Mum settled on the bed beside where I sprawled on the floor.
‘He did know someone, you know.’ She bent and rescued a pile of photos that had slid off my lap. ‘He didn’t just randomly pick here.’
She began sorting them, turning each the right way, arranging neat little piles on the chenille bedspread as she spoke.
‘His Uncle Martin and Aunty Anne had come out a couple of years earlier with their ten kids. You wouldn’t remember them. They moved down to Victoria when you were still in nappies.’
I picked up a messy stack and joined her on the bed. She paused at a tiny photo of Dad looking impossibly brown. As if all those cold early years had made him greedy for the sun. So he sucked it up once he got here, let the harsh blinding light fill his pores, turning his skin gold, then bronze and finally mahogany.
‘But why did they come here? Uncle Martin and his family?’
Maybe the whole family was on the run. From the Nazis. No, they were all gone by the 1950s. Something else then. Something bad.
‘Australia, I can understand. But the Callide Valley? Did anyone in Holland even know where that was?’
She shuffled slowly through the welter on the floor.
‘They weren’t given a choice. When they got off the boat in Melbourne, they were sent straight to a migrant camp. They were told there was work up here, so that’s where they had to go.’
She stared up at the fly-spotted Sacred Heart of Jesus hanging on the wall above her bed.
‘They had a terrible time of it, you know, when they first arrived. Some farmer out in the Morinish district west of Rocky used them as slave
labour in his dairy. Put the twelve of them up in a shed where the walls didn’t even meet the dirt floor.’
She sighed and gathered another pile of photos off the floor.
‘He sent Dad’s cousin Louie out to dig holes for the new telephone lines going in across Central Queensland. He was a skinny little thing. Couldn’t have been more than fifteen. And they wouldn’t let him have a drink of water until he’d met his quota of holes.’
She sniffed and riffled through the photos until she found what she was after.
‘Look, here he is, with Bill and Uncle Martin, picking peanuts.’
I stared at the tiny black and white photo. ‘Gawd. He makes Lick look healthy.’
Welcome to Australia, mate.
Mum said nothing, just passed me another photo.
Dad again. The sleeves ripped out of his old work shirt showing brown muscled arms; strong hands folding together tobacco and paper; dark curls falling over his forehead as he grinned up at the camera.
Our eyes met and Mum stifled a smile.
No wonder she changed her religion for him.
She settled into a natter about the old days while I rummaged through the photos for any that might steer her back onto why Dad had to leave Holland.
Her voice played like a radio in the background, with snippets filtering through … about the Catholic Church, life-lines, Uncle Martin and his tribe.

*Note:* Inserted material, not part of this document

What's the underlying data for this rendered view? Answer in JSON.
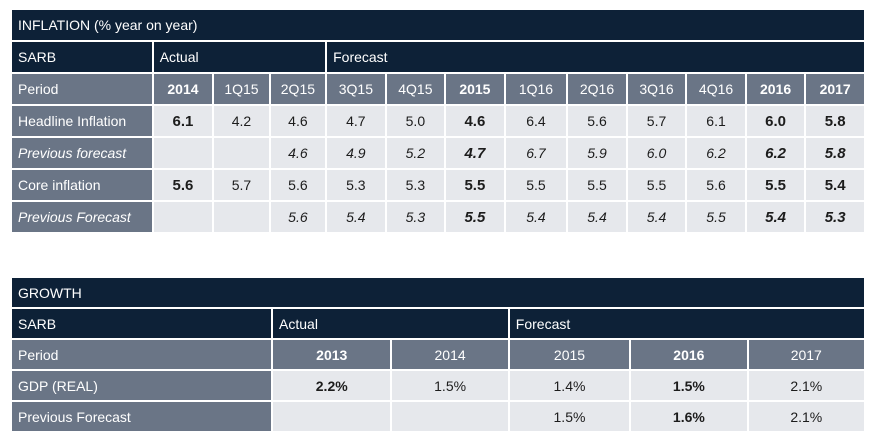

I wasn’t that interested. Had other things on my mind. Didn’t know these people anyway. Didn’t much care, to be honest.
But she kept on talking, like she was putting the story together as she went. From scraps she’d heard from Dad, from his cousins, stuff she remembered, stuff she’d wondered about. Piecing together a story that I hadn’t heard before and pretty soon she had me and I gave up not listening and tuned in properly, sweaty stacks of photos sticking to my hands …
‘Funny thing was, Mass was the only thing their old and new lives had in common. It was still in Latin in those days, the same in Alton Downs, Queensland as it was in Uden, Nord Brabant. So those Dutchies clung to it like a lifeline and funnily enough, it saved them in the end.